Assuming a direct 25-year lag between smoking rate and smoking impact, we used year-to-year percentage changes in the smoking impact series to change smoking rates before and after our smoking data point. In spite of the simplicity of this approach, and the fact that smoking impact reflects more than smoking rates, we found that the constructed series tended to match relatively well when more than one historical point for smoking rate existed.

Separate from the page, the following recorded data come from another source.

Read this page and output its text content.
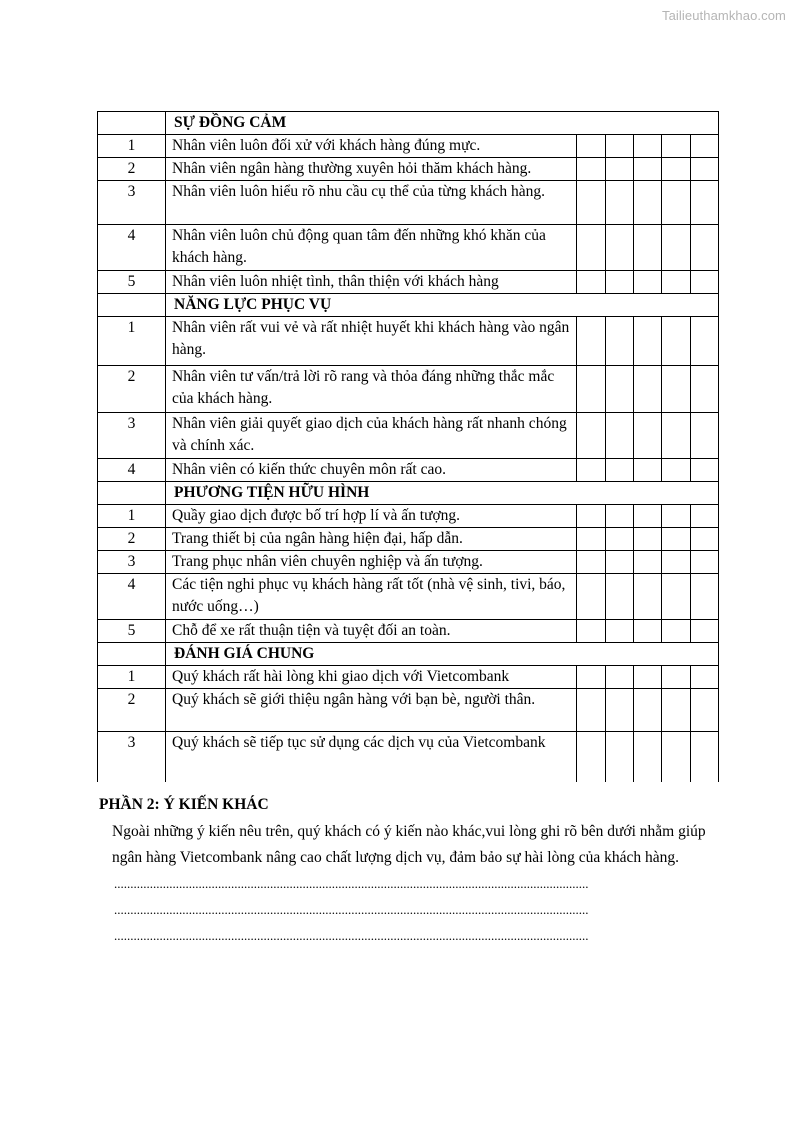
Tailieuthamkhao.com
	SỰ ĐỒNG CẢM					
1	Nhân viên luôn đối xử với khách hàng đúng mực.					
2	Nhân viên ngân hàng thường xuyên hỏi thăm khách hàng.					
3	Nhân viên luôn hiểu rõ nhu cầu cụ thể của từng khách hàng.					
4	Nhân viên luôn chủ động quan tâm đến những khó khăn của khách hàng.					
5	Nhân viên luôn nhiệt tình, thân thiện với khách hàng					
	NĂNG LỰC PHỤC VỤ					
1	Nhân viên rất vui vẻ và rất nhiệt huyết khi khách hàng vào ngân hàng.					
2	Nhân viên tư vấn/trả lời rõ rang và thỏa đáng những thắc mắc của khách hàng.					
3	Nhân viên giải quyết giao dịch của khách hàng rất nhanh chóng và chính xác.					
4	Nhân viên có kiến thức chuyên môn rất cao.					
	PHƯƠNG TIỆN HỮU HÌNH					
1	Quầy giao dịch được bố trí hợp lí và ấn tượng.					
2	Trang thiết bị của ngân hàng hiện đại, hấp dẫn.					
3	Trang phục nhân viên chuyên nghiệp và ấn tượng.					
4	Các tiện nghi phục vụ khách hàng rất tốt (nhà vệ sinh, tivi, báo, nước uống…)					
5	Chỗ để xe rất thuận tiện và tuyệt đối an toàn.					
	ĐÁNH GIÁ CHUNG					
1	Quý khách rất hài lòng khi giao dịch với Vietcombank					
2	Quý khách sẽ giới thiệu ngân hàng với bạn bè, người thân.					
3	Quý khách sẽ tiếp tục sử dụng các dịch vụ của Vietcombank					
PHẦN 2: Ý KIẾN KHÁC
Ngoài những ý kiến nêu trên, quý khách có ý kiến nào khác,vui lòng ghi rõ bên dưới nhằm giúp ngân hàng Vietcombank nâng cao chất lượng dịch vụ, đảm bảo sự hài lòng của khách hàng.
..................................................................................................................................................
..................................................................................................................................................
..................................................................................................................................................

This is done in a procedure invoked under the IFs menu option Extended Features called Generate Historical Smoking Rate Estimates. The procedure starts by estimating historic smoking rates by age category (4 categories corresponding to the 4 smoking impact age categories of the GBD forecasts) and sex assuming a lag of 25 years (that is, filling in the historical smoking series from BaseYear – 25 to Base Year using GBD smoking impact data from Base Year to Base Year + 25).  Then an all-age estimate for smoking rate is found with a simple average across the 4 smoking impact age categories. Next we compute an additive shift factor for each country to match the most recent WHO smoking rate data (from SeriesHealthSmokingPrevalenceWHOFemales% and the same table for males), and then we apply the same shift factor to smoking rate data for previous years. In cases where there are no smoking rate data we compute aggregated shifts using WHO Regions and apply the regional shift to the member country(ies) with no data.  The final result of this process are 25 year-long series on smoking rates in the tables SeriesHealthSmokingMales%SI and SeriesHealthSmokingFemales%SI in IFsHistSeries.mdb.